Question

2NH3 + CO2 -> CO(NH2)2 + H2O

Consider the reaction above, showing the production of the fertilizer urea, CO(NH2)2. What's the percent yield of urea if 800.0 grams of NH3
reacts with excess carbon dioxide to produce 1101 g?

Answer 1

To find the percent yield of urea, you need to compare the actual yield to the theoretical yield. The percent yield can be calculated using the formula (Actual yield / Theoretical yield) * 100%. In this case, the percent yield is 98.2%.

Step-by-step explanation:

To find the percent yield of urea, we need to compare the actual yield to the theoretical yield.

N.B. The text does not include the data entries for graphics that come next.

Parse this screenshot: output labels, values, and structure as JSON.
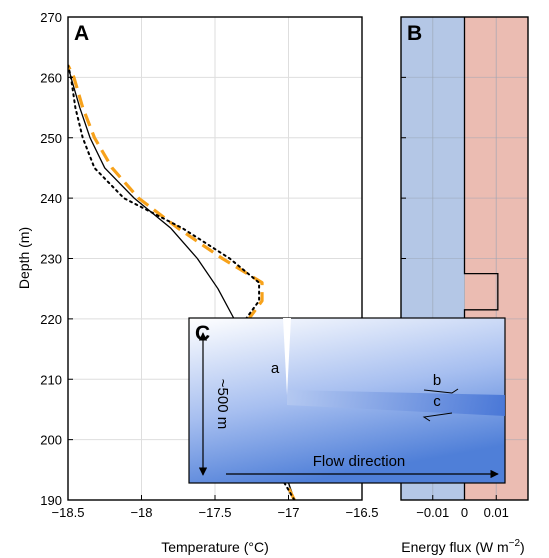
{
  "chart_data": [
    {
      "panel": "A",
      "type": "line",
      "xlabel": "Temperature (°C)",
      "ylabel": "Depth (m)",
      "xlim": [
        -18.5,
        -16.5
      ],
      "ylim": [
        270,
        190
      ],
      "xticks": [
        -18.5,
        -18,
        -17.5,
        -17,
        -16.5
      ],
      "xtick_labels": [
        "−18.5",
        "−18",
        "−17.5",
        "−17",
        "−16.5"
      ],
      "yticks": [
        190,
        200,
        210,
        220,
        230,
        240,
        250,
        260,
        270
      ],
      "ytick_labels": [
        "190",
        "200",
        "210",
        "220",
        "230",
        "240",
        "250",
        "260",
        "270"
      ],
      "grid": true,
      "series": [
        {
          "style": "solid",
          "color": "#000000",
          "points": [
            [
              -16.96,
              190
            ],
            [
              -17.03,
              195
            ],
            [
              -17.12,
              200
            ],
            [
              -17.22,
              205
            ],
            [
              -17.32,
              210
            ],
            [
              -17.34,
              215
            ],
            [
              -17.37,
              220
            ],
            [
              -17.48,
              225
            ],
            [
              -17.62,
              230
            ],
            [
              -17.8,
              235
            ],
            [
              -18.05,
              240
            ],
            [
              -18.25,
              245
            ],
            [
              -18.35,
              250
            ],
            [
              -18.42,
              255
            ],
            [
              -18.48,
              260
            ],
            [
              -18.5,
              262
            ]
          ]
        },
        {
          "style": "dashed",
          "color": "#f7a21b",
          "points": [
            [
              -16.96,
              190
            ],
            [
              -17.06,
              195
            ],
            [
              -17.15,
              200
            ],
            [
              -17.28,
              205
            ],
            [
              -17.38,
              210
            ],
            [
              -17.4,
              215
            ],
            [
              -17.3,
              219
            ],
            [
              -17.18,
              223
            ],
            [
              -17.18,
              226
            ],
            [
              -17.45,
              230
            ],
            [
              -17.75,
              235
            ],
            [
              -18.02,
              240
            ],
            [
              -18.2,
              245
            ],
            [
              -18.32,
              250
            ],
            [
              -18.4,
              255
            ],
            [
              -18.46,
              260
            ],
            [
              -18.5,
              262
            ]
          ]
        },
        {
          "style": "dotted",
          "color": "#000000",
          "points": [
            [
              -16.96,
              190
            ],
            [
              -17.08,
              195
            ],
            [
              -17.2,
              200
            ],
            [
              -17.32,
              205
            ],
            [
              -17.42,
              210
            ],
            [
              -17.42,
              215
            ],
            [
              -17.32,
              219
            ],
            [
              -17.2,
              223
            ],
            [
              -17.2,
              226
            ],
            [
              -17.4,
              230
            ],
            [
              -17.72,
              235
            ],
            [
              -18.12,
              240
            ],
            [
              -18.32,
              245
            ],
            [
              -18.4,
              250
            ],
            [
              -18.45,
              255
            ],
            [
              -18.48,
              260
            ],
            [
              -18.5,
              262
            ]
          ]
        }
      ]
    },
    {
      "panel": "B",
      "type": "line",
      "xlabel": "Energy flux (W m",
      "xlabel_sup": "−2",
      "xlabel_end": ")",
      "xlim": [
        -0.02,
        0.02
      ],
      "ylim": [
        270,
        190
      ],
      "xticks": [
        -0.01,
        0,
        0.01
      ],
      "xtick_labels": [
        "−0.01",
        "0",
        "0.01"
      ],
      "grid": true,
      "background": {
        "negative_color": "#b4c7e6",
        "positive_color": "#ebbcb2"
      },
      "series": [
        {
          "style": "solid",
          "color": "#000000",
          "points": [
            [
              0,
              190
            ],
            [
              0,
              208
            ],
            [
              -0.0045,
              208
            ],
            [
              -0.0045,
              214
            ],
            [
              0,
              214
            ],
            [
              0,
              221.5
            ],
            [
              0.0105,
              221.5
            ],
            [
              0.0105,
              227.5
            ],
            [
              0,
              227.5
            ],
            [
              0,
              270
            ]
          ]
        }
      ]
    }
  ],
  "inset": {
    "panel": "C",
    "depth_label": "~500 m",
    "flow_label": "Flow direction",
    "labels": {
      "a": "a",
      "b": "b",
      "c": "c"
    }
  }
}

The balanced equation for the reaction is 2NH3 + CO2 -> CO(NH2)2 + H2O.

First, calculate the molar mass of NH3: 14.01 g/mol (N) + 3(1.008 g/mol) = 17.03 g/mol.

Next, calculate the moles of NH3 using the given mass: 800.0 g / 17.03 g/mol = 46.996 mol.

From the balanced equation, we see that 2 moles of NH3 produce 1 mole of urea (CO(NH2)2).

Thus, the theoretical yield of urea is 46.996 mol / 2 = 23.498 mol.

Finally, calculate the percent yield: (Actual yield / Theoretical yield) * 100%.

Assuming the actual yield is 1101 g, the percent yield would be (1101 g / (23.498 mol * 60.06 g/mol)) * 100% = 98.2%.